Sen. Jeff Bingaman, D-N.M., said Tuesday he is working to fix the mistake.
President Bush recently signed the Combat Methamphetamine Epidemic Act of 2005 into law, but tribes and pueblos were unintentionally left out as eligible applicants under two Department of Justice initiatives the new law created: the COPS Hot Spots program and the Drug-Endangered Children program.
Bingaman said his bill, co-sponsored by Sen. Gordon Smith, R-Ore., and introduced Tuesday, would simply add Native American governments to the list of eligible grant recipients. Most of the other recipients are state governments, according to Bingaman's office.
"We must correct the law to ensure that Indian Country has access to all the tools needed to fight this terrible problem," Bingaman said.
Joe Garcia, president of the National Congress of American Indians and governor of Ohkay Owingeh Pueblo in northern New Mexico, said in February that meth addiction is "killing our people and devastating our communities." The Indian Health Service estimates that 30 percent of Indian youth have experimented with the drug, Garcia said.
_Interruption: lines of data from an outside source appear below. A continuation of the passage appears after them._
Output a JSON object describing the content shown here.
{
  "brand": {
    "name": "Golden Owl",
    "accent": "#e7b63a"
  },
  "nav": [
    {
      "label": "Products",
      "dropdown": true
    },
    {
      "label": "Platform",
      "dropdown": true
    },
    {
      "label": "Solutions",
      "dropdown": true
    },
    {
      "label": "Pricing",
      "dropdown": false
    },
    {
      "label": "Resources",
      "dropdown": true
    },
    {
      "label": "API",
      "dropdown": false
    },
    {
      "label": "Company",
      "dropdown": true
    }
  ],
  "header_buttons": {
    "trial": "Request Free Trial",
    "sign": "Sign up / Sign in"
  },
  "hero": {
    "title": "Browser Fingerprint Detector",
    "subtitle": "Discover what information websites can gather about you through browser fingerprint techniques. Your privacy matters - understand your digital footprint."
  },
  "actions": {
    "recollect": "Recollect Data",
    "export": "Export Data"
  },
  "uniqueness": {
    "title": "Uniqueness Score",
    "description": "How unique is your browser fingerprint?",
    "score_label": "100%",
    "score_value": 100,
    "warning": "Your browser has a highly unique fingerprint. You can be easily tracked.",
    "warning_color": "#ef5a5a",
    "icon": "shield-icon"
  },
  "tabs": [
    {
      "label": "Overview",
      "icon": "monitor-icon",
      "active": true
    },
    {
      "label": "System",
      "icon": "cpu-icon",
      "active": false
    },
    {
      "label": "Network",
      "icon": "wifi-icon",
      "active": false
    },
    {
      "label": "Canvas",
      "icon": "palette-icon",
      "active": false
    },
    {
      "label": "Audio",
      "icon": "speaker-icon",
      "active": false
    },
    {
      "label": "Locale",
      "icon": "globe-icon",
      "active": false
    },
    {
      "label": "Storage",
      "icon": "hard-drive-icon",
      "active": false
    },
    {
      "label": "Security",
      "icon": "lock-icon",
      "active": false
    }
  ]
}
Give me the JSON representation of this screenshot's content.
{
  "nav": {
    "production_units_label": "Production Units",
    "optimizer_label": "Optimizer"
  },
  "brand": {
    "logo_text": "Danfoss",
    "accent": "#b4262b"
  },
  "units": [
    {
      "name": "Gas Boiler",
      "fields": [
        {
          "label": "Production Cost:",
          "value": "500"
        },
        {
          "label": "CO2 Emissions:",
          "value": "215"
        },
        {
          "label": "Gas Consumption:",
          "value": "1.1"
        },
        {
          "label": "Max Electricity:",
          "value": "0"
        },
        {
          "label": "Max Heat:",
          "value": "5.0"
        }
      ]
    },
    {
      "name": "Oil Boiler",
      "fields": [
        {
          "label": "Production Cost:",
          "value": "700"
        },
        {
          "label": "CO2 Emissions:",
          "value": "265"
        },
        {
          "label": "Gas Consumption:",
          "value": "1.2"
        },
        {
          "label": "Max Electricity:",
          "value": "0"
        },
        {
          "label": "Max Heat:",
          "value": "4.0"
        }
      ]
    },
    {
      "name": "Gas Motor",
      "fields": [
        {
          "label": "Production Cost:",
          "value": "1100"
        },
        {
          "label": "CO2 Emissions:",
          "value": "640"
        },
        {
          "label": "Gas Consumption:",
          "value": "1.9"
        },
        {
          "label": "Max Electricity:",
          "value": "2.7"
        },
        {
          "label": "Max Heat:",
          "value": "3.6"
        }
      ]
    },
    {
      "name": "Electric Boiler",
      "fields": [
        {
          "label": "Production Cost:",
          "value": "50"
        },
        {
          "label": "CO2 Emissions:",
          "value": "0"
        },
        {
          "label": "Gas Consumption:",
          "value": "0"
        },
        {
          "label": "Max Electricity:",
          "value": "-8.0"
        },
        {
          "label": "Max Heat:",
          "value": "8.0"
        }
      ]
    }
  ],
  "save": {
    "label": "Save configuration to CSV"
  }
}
If adopted, Bingaman's legislation would allow Native American communities to apply for $99 million in funding for the COPS Hot Spots Grant Program, which helps local law enforcement agencies fight the production, distribution, and use of meth. The money also can be used to clean up toxic meth labs.
The Bingaman bill also would make Native American communities eligible for part of a $20 million Drug-Endangered Children Grant Program that helps pay for services for children who live in a home where meth has been used, manufactured, or sold.